The state assembly voted 58-19 in favor of the measure, while the state senate voted 28-9 in the affirmative. On Sat., Sep. 16, California Gov. Jerry Brown approved the bill.
Bill Magavern, policy director for the Coalition for Clean Air, noted that the so-called California Clean Air Initiative is the “largest-ever single-year commitment of funding devoted to reducing air pollution in our state.”
“This summer’s high smog levels remind us that this kind of commitment will be necessary for many years, and this budget bill is an excellent down payment,” he said.
Central to the bill is up to $140 million for the state’s Clean Vehicle Rebate Project, along with up to $100 million for the Enhanced Fleet Modernization Program and Plus-Up Pilot Project, the replacement of school buses, Clean Vehicle Rebate Project rebates specifically for low-income applicants, and light-duty equity pilot projects.

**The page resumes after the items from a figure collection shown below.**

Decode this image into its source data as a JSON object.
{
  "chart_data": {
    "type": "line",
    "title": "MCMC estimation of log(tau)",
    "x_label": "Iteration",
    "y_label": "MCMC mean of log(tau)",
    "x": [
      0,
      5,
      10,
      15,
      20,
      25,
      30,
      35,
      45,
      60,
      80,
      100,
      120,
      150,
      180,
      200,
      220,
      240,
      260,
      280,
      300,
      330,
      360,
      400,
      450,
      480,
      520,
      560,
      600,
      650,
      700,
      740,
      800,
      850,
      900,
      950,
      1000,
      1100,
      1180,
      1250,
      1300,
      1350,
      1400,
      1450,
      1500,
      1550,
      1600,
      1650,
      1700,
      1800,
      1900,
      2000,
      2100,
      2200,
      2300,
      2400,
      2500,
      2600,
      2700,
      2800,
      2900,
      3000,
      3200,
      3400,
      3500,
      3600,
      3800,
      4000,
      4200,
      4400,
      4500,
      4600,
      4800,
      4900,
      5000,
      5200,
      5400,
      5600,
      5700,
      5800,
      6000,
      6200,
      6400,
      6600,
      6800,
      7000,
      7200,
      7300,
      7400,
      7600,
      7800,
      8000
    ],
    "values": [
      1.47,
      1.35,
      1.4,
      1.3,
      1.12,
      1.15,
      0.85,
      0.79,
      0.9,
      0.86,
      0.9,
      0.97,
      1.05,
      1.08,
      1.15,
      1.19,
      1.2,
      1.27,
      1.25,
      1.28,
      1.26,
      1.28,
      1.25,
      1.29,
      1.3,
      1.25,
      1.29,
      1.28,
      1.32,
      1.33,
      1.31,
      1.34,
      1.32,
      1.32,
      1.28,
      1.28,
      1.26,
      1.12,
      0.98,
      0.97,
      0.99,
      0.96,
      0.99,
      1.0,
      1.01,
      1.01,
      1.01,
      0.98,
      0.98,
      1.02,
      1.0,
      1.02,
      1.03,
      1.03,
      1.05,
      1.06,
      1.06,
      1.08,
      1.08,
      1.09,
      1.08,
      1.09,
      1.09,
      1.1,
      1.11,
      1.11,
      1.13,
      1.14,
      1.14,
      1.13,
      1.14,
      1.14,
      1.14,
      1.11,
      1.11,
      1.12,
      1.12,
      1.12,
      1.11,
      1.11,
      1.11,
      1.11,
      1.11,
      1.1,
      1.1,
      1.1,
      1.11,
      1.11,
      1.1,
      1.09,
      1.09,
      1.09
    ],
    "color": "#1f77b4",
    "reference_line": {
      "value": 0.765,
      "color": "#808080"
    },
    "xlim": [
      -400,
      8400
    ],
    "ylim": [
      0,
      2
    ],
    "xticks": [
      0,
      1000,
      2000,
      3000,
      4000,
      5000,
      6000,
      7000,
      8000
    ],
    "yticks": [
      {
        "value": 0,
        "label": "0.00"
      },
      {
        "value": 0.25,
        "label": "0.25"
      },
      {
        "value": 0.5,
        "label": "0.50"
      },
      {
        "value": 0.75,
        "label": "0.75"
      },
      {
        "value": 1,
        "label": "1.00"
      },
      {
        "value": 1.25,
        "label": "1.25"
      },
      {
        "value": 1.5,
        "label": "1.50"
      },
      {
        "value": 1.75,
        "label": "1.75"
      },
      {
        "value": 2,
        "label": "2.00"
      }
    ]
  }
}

Another $180 million will fund the state’s Hybrid and Zero-Emission Truck and Bus Voucher Incentive Project (HVIP), which steers point-of-sale incentive dollars toward the purchase of vehicles that use electric, fuel cell and ultra low-NOx natural gas technologies.
Also, additional funding of up to $250 million will be directed to the state’s air quality management and air pollution control districts through the Carl Moyer Memorial Air Quality Standards Attainment Program – an initiative implemented in 1998 that provides grant funding to help fleets and individuals switch to cleaner trucks, school buses, transit buses and other vehicles.
Thomas Lawson, president of the California Natural Gas Vehicle Coalition, said that the bill will “replace dirty diesel engines with cleaner-burning natural gas engines that will directly result in reducing greenhouse-gas emissions and the reduction of smog-forming pollutants.”
“A.B.134 takes $900 million of funds derived from auctioning off carbon allowances and puts it into incentives for reducing emissions from cars, trucks, buses and other engines,” he said.
State Sen. Ricardo Lara, who was among the lawmakers leading the charge for this level of funding for clean air initiatives, noted that California cities are “making tremendous progress” toward a cleaner, more sustainable future for the state.
“I represent the nation’s second-busiest port and truck corridor in Long Beach and southeast Los Angeles, and pollution from dirty trucks and buses is one of the largest sources of greenhouse gas emissions,” he remarked.
“The California Clean Air Initiative will allow us to invest in low-carbon vehicles and agricultural equipment, as well as clean freight equipment at our ports – and continue to lead the world.”